Unfortunately, though, it's taking a brutal financial climate for some homeowners to trigger an increased push for modernization legislation. Despite that nasty climate, legislation now making its way through Congress that would revamp the FHA and its mortgage programs is still far from a sure thing.
Legislation that would overhaul and modernize the FHA recently met with approval in the House Financial Services Committee, and the entire House will likely vote on the measure sometime in June. Passage there would send the measure onto the Senate, which killed a similar legislative measure last year.
Some observers believe the disastrous climate surrounding the subprime crisis makes the legislation a no-brainer. Overall, about one in five people who obtained subprime mortgages in the last two years will wind up in foreclosure, according to the Center for Responsible Lending, a nonprofit advocacy group.

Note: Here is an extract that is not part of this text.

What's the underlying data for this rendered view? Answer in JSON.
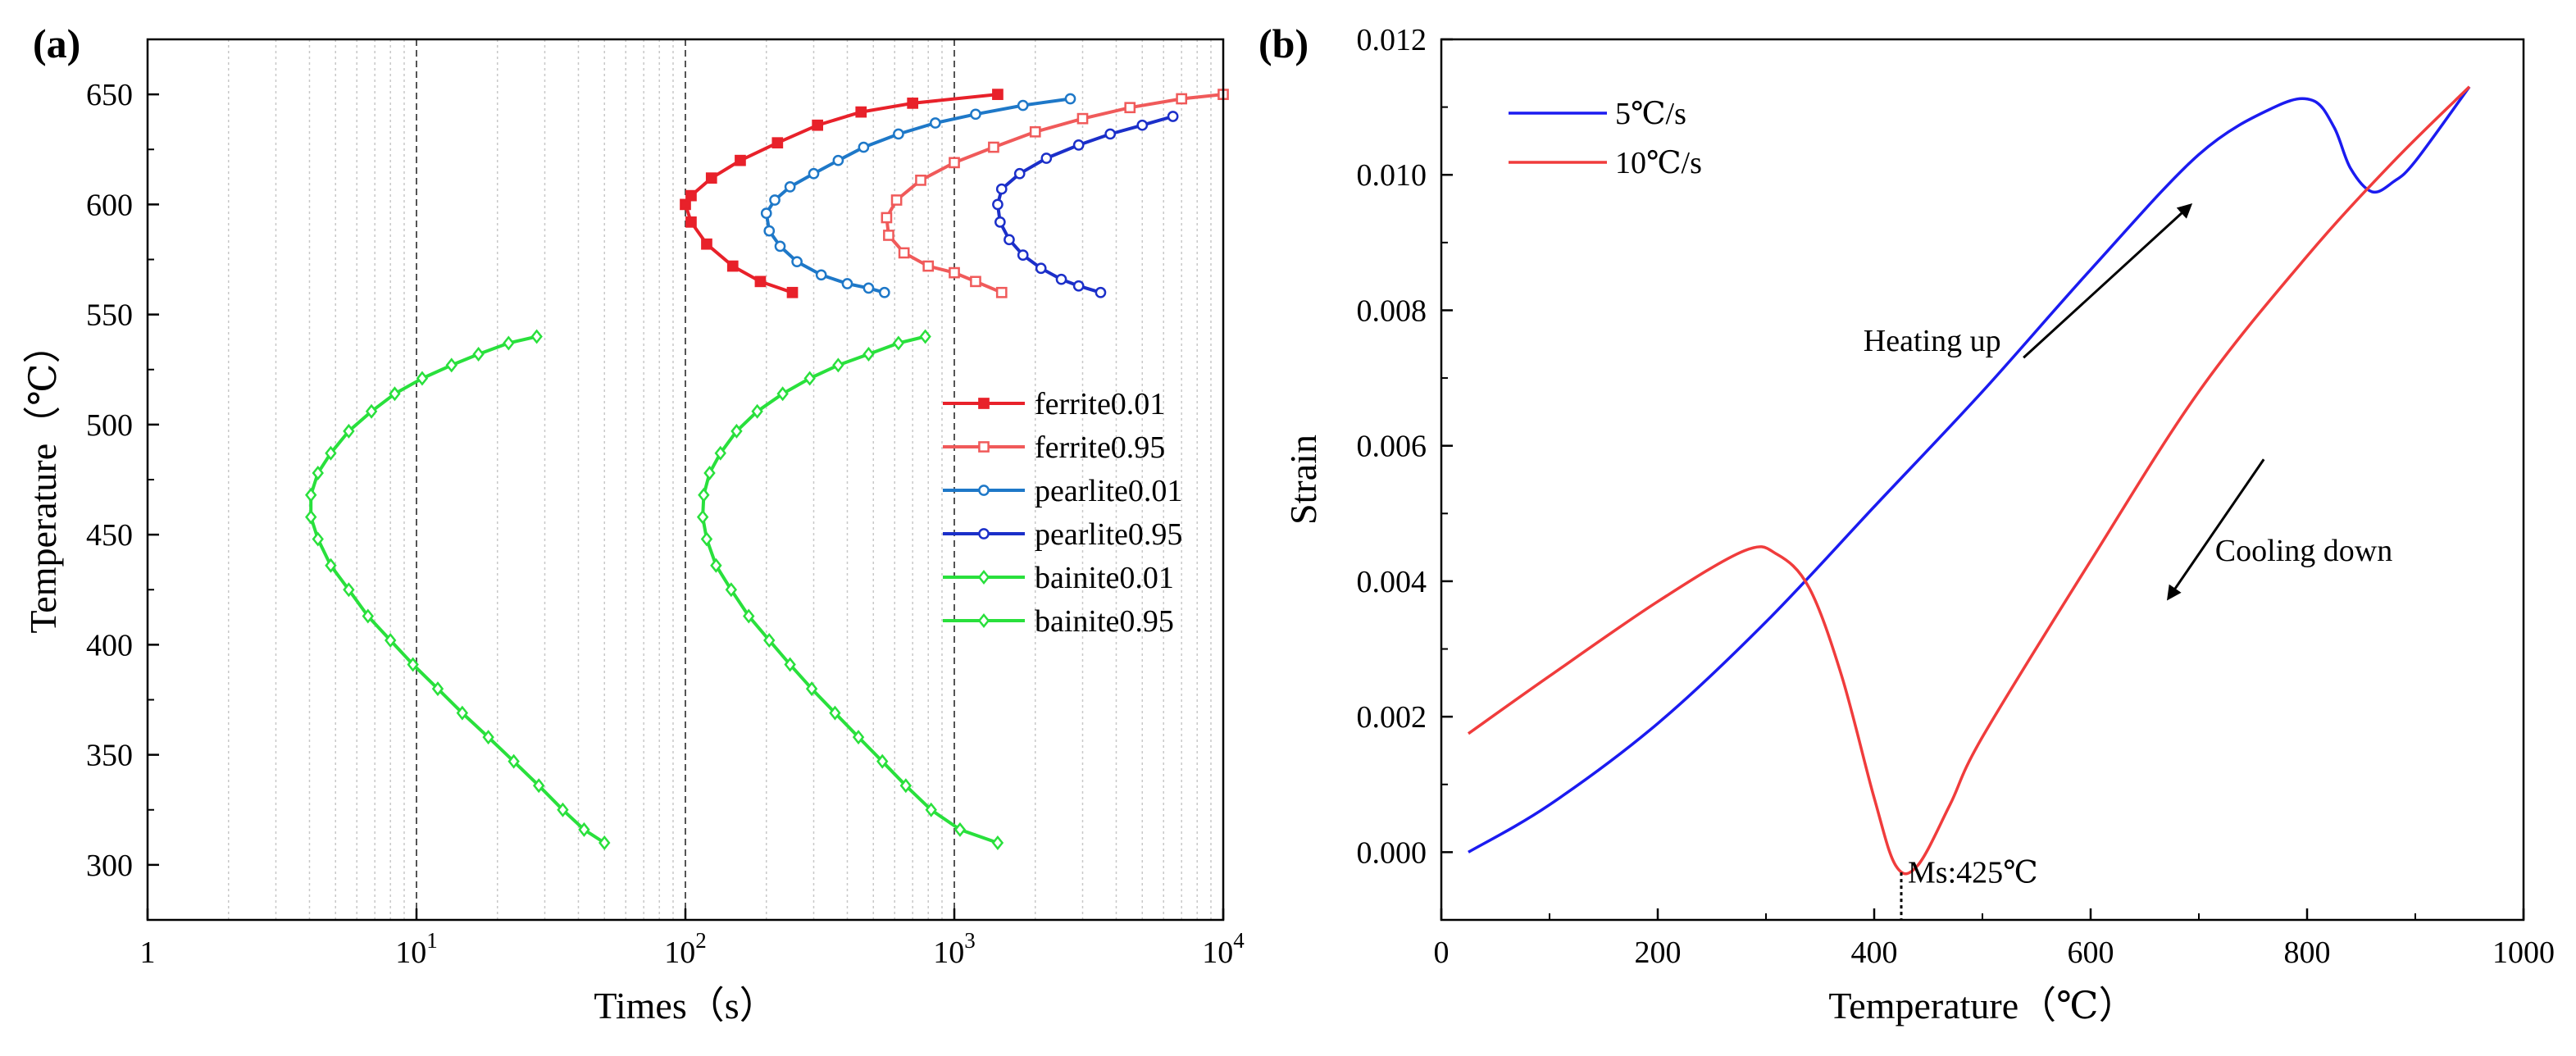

More than a half-million borrowers have lost their homes in the subprime market, and industry experts project that another 2 million or so are likely to meet a similar fate as the subprime crisis spirals.
A revamped and modernized FHA could help those borrowers recapture their financial futures through the administration's government-backed loans and refinance programs. But nationally syndicated real estate columnist Kenneth R. Harvey pointed to a few spots where the pending legislation could snag, including a provision that would divert new revenues created by a bigger FHA for homeowner counseling, technological improvements or use in an "affordable housing fund," according to Harvey's column.
He also notes that private mortgage groups have a keen interest in keeping this legislation from hitting the books.
Despite those possible obstacles, Harvey says the legislation has a decent shot at full passage.
"Bottom line for reform: Slam dunk? No way. But the bill has a shot — either in its current form or by having essential provisions transplanted into an appropriations bill that can sidestep the land mines buried and waiting in the Senate — without blowing up," he writes.